The report also examined app usage trends throughout the day, but there aren’t many surprises there. As expected, people order food at dinner time, and they shop and game more after working hours.

 

Funding and M&A

  • Travel company Expedia raises $3.2 million to ride out the pandemic, cuts costs and names a new CEO. The company offers web and mobile apps for travel bookings.
  • Facebook invests $5.7B into India’s Jio Platforms, the tech subsidiary of Reliance Industries, a tech and energy giant described as India’s Exxon, AT&T and Amazon wrapped into one. It operates the biggest telco in the country, an online retail service JioMart and apps for messaging, movies, music, healthcare and more. Facebook’s ~10% stake in Jio Platforms is a huge bet on emerging markets — and the future of Facebook’s own business, where it moves beyond just being a “social network” to become aportal to everything internet. And because much of India skipped the PC era, internet onboarding in the country largely takes place on mobile.
  • Consumer financial services platform SoFi this week made its first expansion outside of the United States with the acquisition of Hong Kong-based investing app 8 Securities. Deal terms weren’t disclosed. The latter will rebrand as SoFi Hong Kong, retain its team and expand into other markets.
  • Moshi, a sleep and mindfulness app for kids, raises $12 million Series B led by Accel. The app offers bedtime stories and songs (for parents who just can’t do it themselves, we suppose!), as well as mindfulness content for use during the day. This latter part may be more interesting, as mindfulness activities are becoming a part of U.S. kids’ health and fitness curricula, and could aid with kids’ acting out in response to stressful situations — like, you know, a pandemic.
  • Fortnite maker Epic Games is fundraising.

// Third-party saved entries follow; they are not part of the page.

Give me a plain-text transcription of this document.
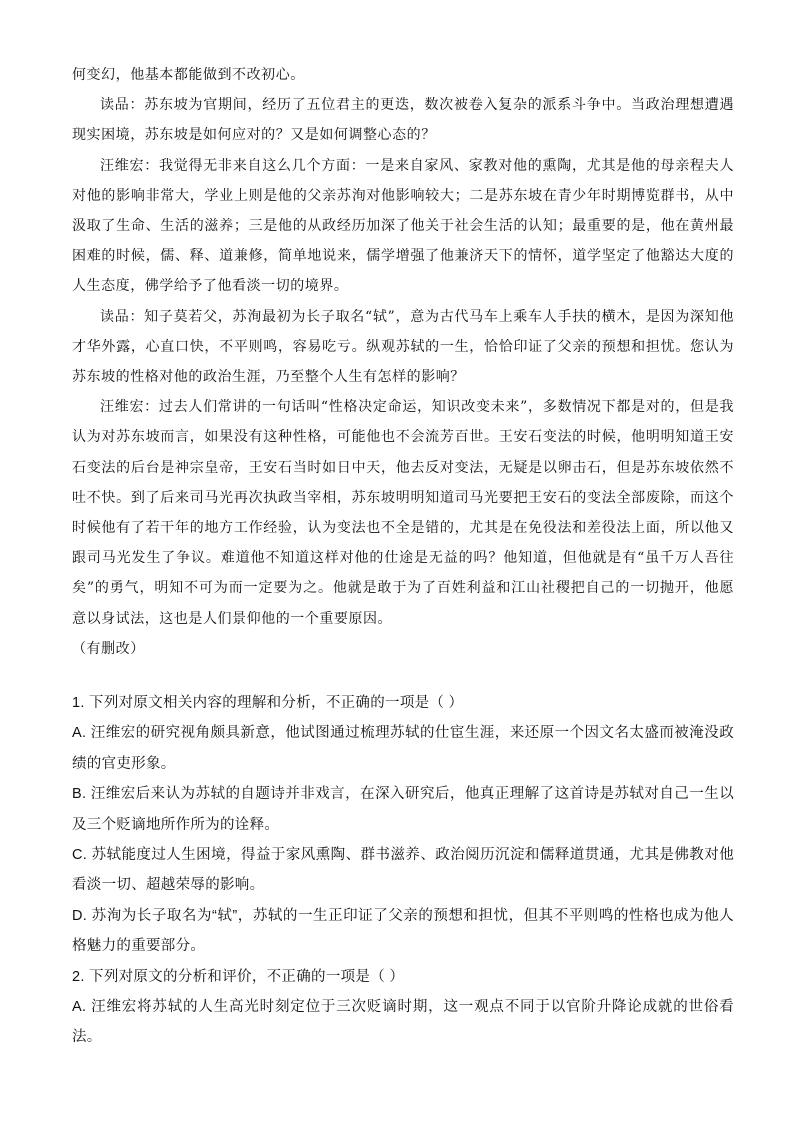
何变幻，他基本都能做到不改初心。

读品：苏东坡为官期间，经历了五位君主的更迭，数次被卷入复杂的派系斗争中。当政治理想遭遇现实困境，苏东坡是如何应对的？又是如何调整心态的？

汪维宏：我觉得无非来自这么几个方面：一是来自家风、家教对他的熏陶，尤其是他的母亲程夫人对他的影响非常大，学业上则是他的父亲苏洵对他影响较大；二是苏东坡在青少年时期博览群书，从中汲取了生命、生活的滋养；三是他的从政经历加深了他关于社会生活的认知；最重要的是，他在黄州最困难的时候，儒、释、道兼修，简单地说来，儒学增强了他兼济天下的情怀，道学坚定了他豁达大度的人生态度，佛学给予了他看淡一切的境界。

读品：知子莫若父，苏洵最初为长子取名“轼”，意为古代马车上乘车人手扶的横木，是因为深知他才华外露，心直口快，不平则鸣，容易吃亏。纵观苏轼的一生，恰恰印证了父亲的预想和担忧。您认为苏东坡的性格对他的政治生涯，乃至整个人生有怎样的影响？

汪维宏：过去人们常讲的一句话叫“性格决定命运，知识改变未来”，多数情况下都是对的，但是我认为对苏东坡而言，如果没有这种性格，可能他也不会流芳百世。王安石变法的时候，他明明知道王安石变法的后台是神宗皇帝，王安石当时如日中天，他去反对变法，无疑是以卵击石，但是苏东坡依然不吐不快。到了后来司马光再次执政当宰相，苏东坡明明知道司马光要把王安石的变法全部废除，而这个时候他有了若干年的地方工作经验，认为变法也不全是错的，尤其是在免役法和差役法上面，所以他又跟司马光发生了争议。难道他不知道这样对他的仕途是无益的吗？他知道，但他就是有“虽千万人吾往矣”的勇气，明知不可为而一定要为之。他就是敢于为了百姓利益和江山社稷把自己的一切抛开，他愿意以身试法，这也是人们景仰他的一个重要原因。

（有删改）

1. 下列对原文相关内容的理解和分析，不正确的一项是（ ）

A. 汪维宏的研究视角颇具新意，他试图通过梳理苏轼的仕宦生涯，来还原一个因文名太盛而被淹没政绩的官吏形象。

B. 汪维宏后来认为苏轼的自题诗并非戏言，在深入研究后，他真正理解了这首诗是苏轼对自己一生以及三个贬谪地所作所为的诠释。

C. 苏轼能度过人生困境，得益于家风熏陶、群书滋养、政治阅历沉淀和儒释道贯通，尤其是佛教对他看淡一切、超越荣辱的影响。

D. 苏洵为长子取名为“轼”，苏轼的一生正印证了父亲的预想和担忧，但其不平则鸣的性格也成为他人格魅力的重要部分。

2. 下列对原文的分析和评价，不正确的一项是（ ）

A. 汪维宏将苏轼的人生高光时刻定位于三次贬谪时期，这一观点不同于以官阶升降论成就的世俗看法。
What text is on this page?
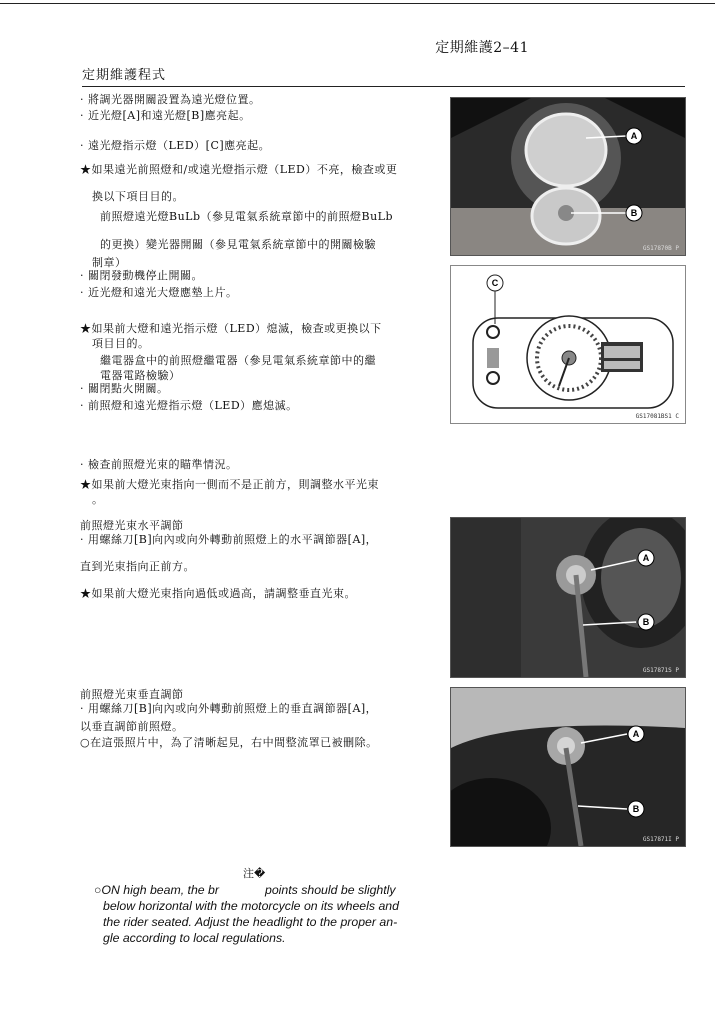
定期維護2–41
定期維護程式
· 將調光器開關設置為遠光燈位置。
· 近光燈[A]和遠光燈[B]應亮起。
· 遠光燈指示燈（LED）[C]應亮起。
★如果遠光前照燈和/或遠光燈指示燈（LED）不亮，檢查或更
換以下項目目的。
前照燈遠光燈BuLb（參見電氣系統章節中的前照燈BuLb
的更換）變光器開關（參見電氣系統章節中的開關檢驗
制章）
· 關閉發動機停止開關。
· 近光燈和遠光大燈應墊上片。
★如果前大燈和遠光指示燈（LED）熄滅，檢查或更換以下
項目目的。
繼電器盒中的前照燈繼電器（參見電氣系統章節中的繼
電器電路檢驗）
· 關閉點火開關。
· 前照燈和遠光燈指示燈（LED）應熄滅。
· 檢查前照燈光束的瞄準情況。
★如果前大燈光束指向一側而不是正前方，則調整水平光束
。
前照燈光束水平調節
· 用螺絲刀[B]向內或向外轉動前照燈上的水平調節器[A]，
直到光束指向正前方。
★如果前大燈光束指向過低或過高，請調整垂直光束。
前照燈光束垂直調節
· 用螺絲刀[B]向內或向外轉動前照燈上的垂直調節器[A]，
以垂直調節前照燈。
○在這張照片中，為了清晰起見，右中間整流罩已被刪除。
A
B
GS17870B P
C
GS17081BS1 C
A
B
GS17871S P
A
B
GS17871I P
注�
○ON high beam, the br	points should be slightly
below horizontal with the motorcycle on its wheels and
the rider seated. Adjust the headlight to the proper an-
gle according to local regulations.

The company also owns rising video chat app Houseparty. The round is somewhere in the range of $500 million to $1 billion, is all Bloomberg could pin down. (Do you know? Email me sarahp@ techcrunch.com). People sure do like video chat and gaming during quarantine, don’t they?
  • Snap to raise of $750 million in private-placement debt offering, along with the option for buyers to purchase up to an additional $112.5 million of the convertible securities. The company announced the news after its Q1 results, which saw the company beating Wall Street revenue expectations and reporting DAUs were up 20% year-over-year to reach 229 million in the quarter, also higher than expected. EPS were -$0.8, worse than the expected 7-cent loss.
  • Netflix to raise $1 billion in debt offering. For our quarantine binges in years to come. Funds will mostly go toward original content.